Milioni di cinesi senza lavoro, molti tornano nelle campagne

(ASIANEWS.IT) –  Decine di milioni di migranti vagano per la Cina senza lavoro. Molti fanno ritorno nelle campagne da dove provengono, trascinandosi dietro grandi valigie. Una volta arrivati nelle regioni più produttive del Paese scoprono che le fabbriche non assumono, o che i salari sono troppo bassi per sostenere le spese per il vitto e l’alloggio. Scene del genere si verificano ormai nel Guangdong, Zhejiang, Henan, Heilongjiang e Shandong.

Si calcola che siano circa 300 milioni i lavoratori che si spostano dalle aree rurali. Ad essi non è riconosciuta la residenza nelle città o nelle zone industriali dove possono ottenere impiego. Per la leadership cinese si tratta di una vera e propria “bomba sociale”, capace di destabilizzare il Paese una volta esplosa.

Secondo UBS Securities, 80 milioni di posti di lavoro sono stati persi nei servizi, nell’industria e nelle costruzioni per effetto della pandemia. Per Zhongtai Securities, il tasso di disoccupazione in Cina è al 20,5% (circa 70 milioni di lavoratori); le stime ufficiali parlano di un 5,9% di disoccupati. La discrepanza con i numeri governativi è così accentuata, che la società cinese d’intermediazione ha ritirato lo studio, probabilmente su pressione delle autorità. L’Economist Intelligence Unit ha calcolato invece che 250 milioni di lavoratori cinesi perderanno tra il 10 e il 50% dei loro guadagni.

Il governo ha deciso di estendere alcuni benefici ai migranti disoccupati: fino a questo momento non ne hanno mai avuto diritto. Il problema è che finora solo 2,3 milioni di lavoratori cinesi, su un totale di 430 milioni residenti nelle aree urbane, hanno ottenuto un sussidio di disoccupazione.

Sta emergendo un forte malessere tra la popolazione senza impiego.
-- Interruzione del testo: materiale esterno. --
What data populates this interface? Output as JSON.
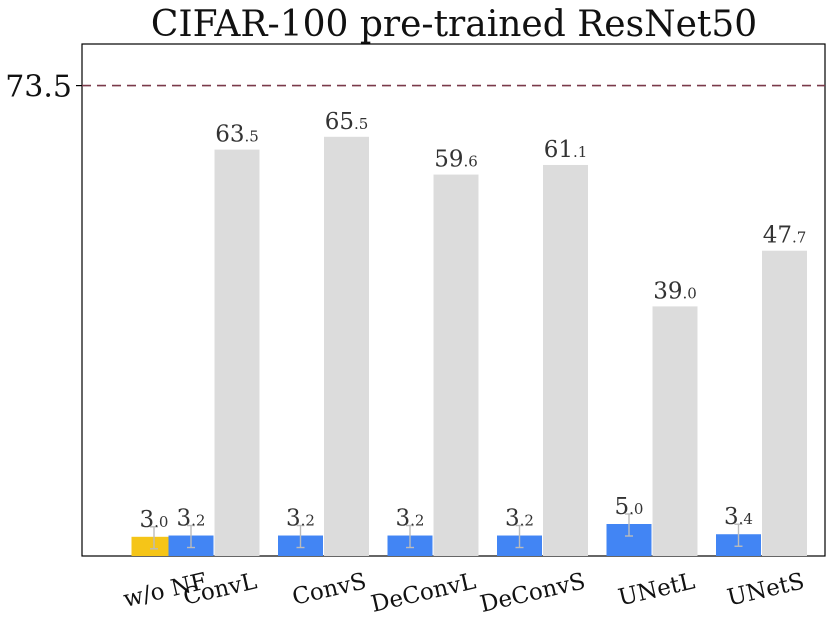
{
  "chart_data": {
    "type": "bar",
    "title": "CIFAR-100 pre-trained ResNet50",
    "xlabel": "",
    "ylabel": "",
    "ylim": [
      0,
      80
    ],
    "reference_line": {
      "value": 73.5,
      "label": "73.5",
      "color": "#7a3a4a",
      "style": "dashed"
    },
    "categories": [
      "w/o NF",
      "ConvL",
      "ConvS",
      "DeConvL",
      "DeConvS",
      "UNetL",
      "UNetS"
    ],
    "series": [
      {
        "values": [
          3.0,
          3.2,
          3.2,
          3.2,
          3.2,
          5.0,
          3.4
        ],
        "colors": [
          "#f5c518",
          "#4285f4",
          "#4285f4",
          "#4285f4",
          "#4285f4",
          "#4285f4",
          "#4285f4"
        ],
        "labels": [
          [
            "3",
            ".0"
          ],
          [
            "3",
            ".2"
          ],
          [
            "3",
            ".2"
          ],
          [
            "3",
            ".2"
          ],
          [
            "3",
            ".2"
          ],
          [
            "5",
            ".0"
          ],
          [
            "3",
            ".4"
          ]
        ],
        "error_bars": true
      },
      {
        "values": [
          null,
          63.5,
          65.5,
          59.6,
          61.1,
          39.0,
          47.7
        ],
        "color": "#dcdcdc",
        "labels": [
          null,
          [
            "63",
            ".5"
          ],
          [
            "65",
            ".5"
          ],
          [
            "59",
            ".6"
          ],
          [
            "61",
            ".1"
          ],
          [
            "39",
            ".0"
          ],
          [
            "47",
            ".7"
          ]
        ]
      }
    ],
    "error_color": "#bbbbbb",
    "grid": false,
    "legend": "none"
  }
}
Il China Labour Bulletin riporta decine di piccole proteste da parte di lavoratori in grave difficoltà per la crisi pandemica. Le più recenti si sono avute a Shanghai, nel Jiangxi, Shanxi, Hebei e Fujian.
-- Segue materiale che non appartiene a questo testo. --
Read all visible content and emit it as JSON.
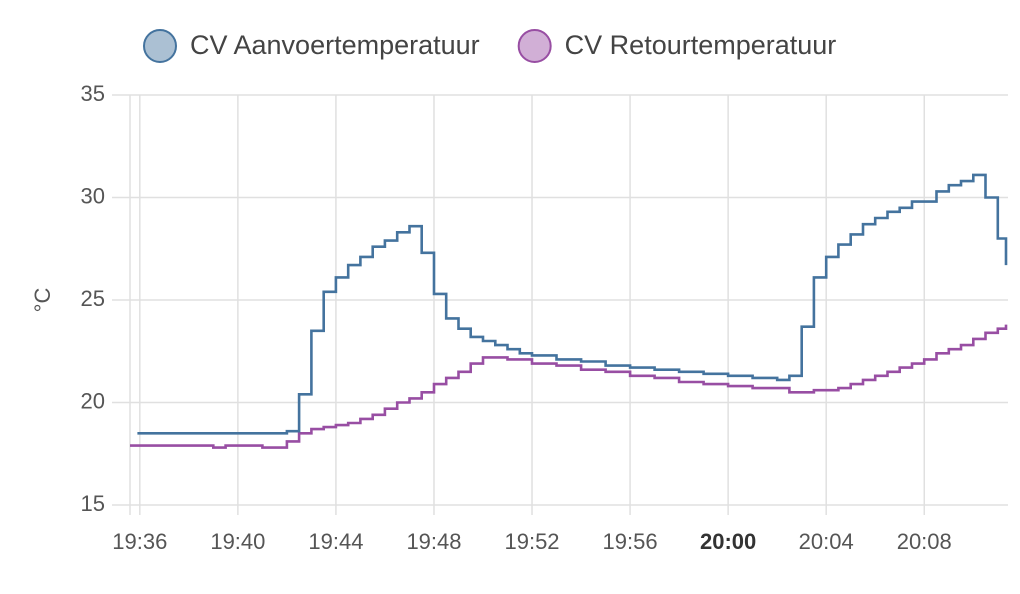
{
  "chart_data": {
    "type": "step-line",
    "ylabel": "°C",
    "ylim": [
      15,
      35
    ],
    "yticks": [
      15,
      20,
      25,
      30,
      35
    ],
    "xlim": [
      "19:35:36",
      "20:11:25"
    ],
    "xticks": [
      "19:36",
      "19:40",
      "19:44",
      "19:48",
      "19:52",
      "19:56",
      "20:00",
      "20:04",
      "20:08"
    ],
    "grid": true,
    "legend": "top",
    "series": [
      {
        "name": "CV Aanvoertemperatuur",
        "color": "#44739e",
        "x": [
          "19:35:54",
          "19:42:00",
          "19:42:30",
          "19:43:00",
          "19:43:30",
          "19:44:00",
          "19:44:30",
          "19:45:00",
          "19:45:30",
          "19:46:00",
          "19:46:30",
          "19:47:00",
          "19:47:30",
          "19:48:00",
          "19:48:30",
          "19:49:00",
          "19:49:30",
          "19:50:00",
          "19:50:30",
          "19:51:00",
          "19:51:30",
          "19:52:00",
          "19:53:00",
          "19:54:00",
          "19:55:00",
          "19:56:00",
          "19:57:00",
          "19:58:00",
          "19:59:00",
          "20:00:00",
          "20:01:00",
          "20:02:00",
          "20:02:30",
          "20:03:00",
          "20:03:30",
          "20:04:00",
          "20:04:30",
          "20:05:00",
          "20:05:30",
          "20:06:00",
          "20:06:30",
          "20:07:00",
          "20:07:30",
          "20:08:00",
          "20:08:30",
          "20:09:00",
          "20:09:30",
          "20:10:00",
          "20:10:30",
          "20:11:00",
          "20:11:20"
        ],
        "values": [
          18.5,
          18.6,
          20.4,
          23.5,
          25.4,
          26.1,
          26.7,
          27.1,
          27.6,
          27.9,
          28.3,
          28.6,
          27.3,
          25.3,
          24.1,
          23.6,
          23.2,
          23.0,
          22.8,
          22.6,
          22.4,
          22.3,
          22.1,
          22.0,
          21.8,
          21.7,
          21.6,
          21.5,
          21.4,
          21.3,
          21.2,
          21.1,
          21.3,
          23.7,
          26.1,
          27.1,
          27.7,
          28.2,
          28.7,
          29.0,
          29.3,
          29.5,
          29.8,
          29.8,
          30.3,
          30.6,
          30.8,
          31.1,
          30.0,
          28.0,
          26.7
        ]
      },
      {
        "name": "CV Retourtemperatuur",
        "color": "#984ea3",
        "x": [
          "19:35:36",
          "19:39:00",
          "19:39:30",
          "19:41:00",
          "19:42:00",
          "19:42:30",
          "19:43:00",
          "19:43:30",
          "19:44:00",
          "19:44:30",
          "19:45:00",
          "19:45:30",
          "19:46:00",
          "19:46:30",
          "19:47:00",
          "19:47:30",
          "19:48:00",
          "19:48:30",
          "19:49:00",
          "19:49:30",
          "19:50:00",
          "19:51:00",
          "19:52:00",
          "19:53:00",
          "19:54:00",
          "19:55:00",
          "19:56:00",
          "19:57:00",
          "19:58:00",
          "19:59:00",
          "20:00:00",
          "20:01:00",
          "20:02:30",
          "20:03:30",
          "20:04:30",
          "20:05:00",
          "20:05:30",
          "20:06:00",
          "20:06:30",
          "20:07:00",
          "20:07:30",
          "20:08:00",
          "20:08:30",
          "20:09:00",
          "20:09:30",
          "20:10:00",
          "20:10:30",
          "20:11:00",
          "20:11:20"
        ],
        "values": [
          17.9,
          17.8,
          17.9,
          17.8,
          18.1,
          18.5,
          18.7,
          18.8,
          18.9,
          19.0,
          19.2,
          19.4,
          19.7,
          20.0,
          20.2,
          20.5,
          20.9,
          21.2,
          21.5,
          21.9,
          22.2,
          22.1,
          21.9,
          21.8,
          21.6,
          21.5,
          21.3,
          21.2,
          21.0,
          20.9,
          20.8,
          20.7,
          20.5,
          20.6,
          20.7,
          20.9,
          21.1,
          21.3,
          21.5,
          21.7,
          21.9,
          22.1,
          22.4,
          22.6,
          22.8,
          23.1,
          23.4,
          23.6,
          23.8
        ]
      }
    ]
  }
}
La riapertura delle attività economiche, e l’allentamento delle misure di confinamento sociale, non hanno prodotto gli effetti sperati dalla leadership. L’economia cinese continua a stentare; la domanda interna fatica a recuperare, e quella estera è crollata dopo che il coronavirus si è diffuso in tutto il mondo. Molte imprese si rifiutano poi di riassumere per timore di una nuova ondata di contagi.

Al momento, gli interventi del governo si sono dimostrati inefficaci. Pechino ha iniettato liquidità nel sistema finanziario, intimando alle banche di assicurare prestiti agevolati alle imprese. Sono stati tagliati anche i tassi di interesse, e ridotte le imposte alle aziende.

La situazione è delicata. Il presidente Xi Jinping ha promesso investimenti per nuove infrastrutture. La questione sarà affrontata dall’Assemblea nazionale del popolo, che si riunirà il 22 maggio dopo il suo rinvio a marzo per l’emergenza Covid-19. Ci sono timori però che un nuovo stimolo, sul modello di quello lanciato nel 2008 per superare la crisi dei mutui Usa, possa surriscaldare l’economia e rendere insostenibile il debito pubblico.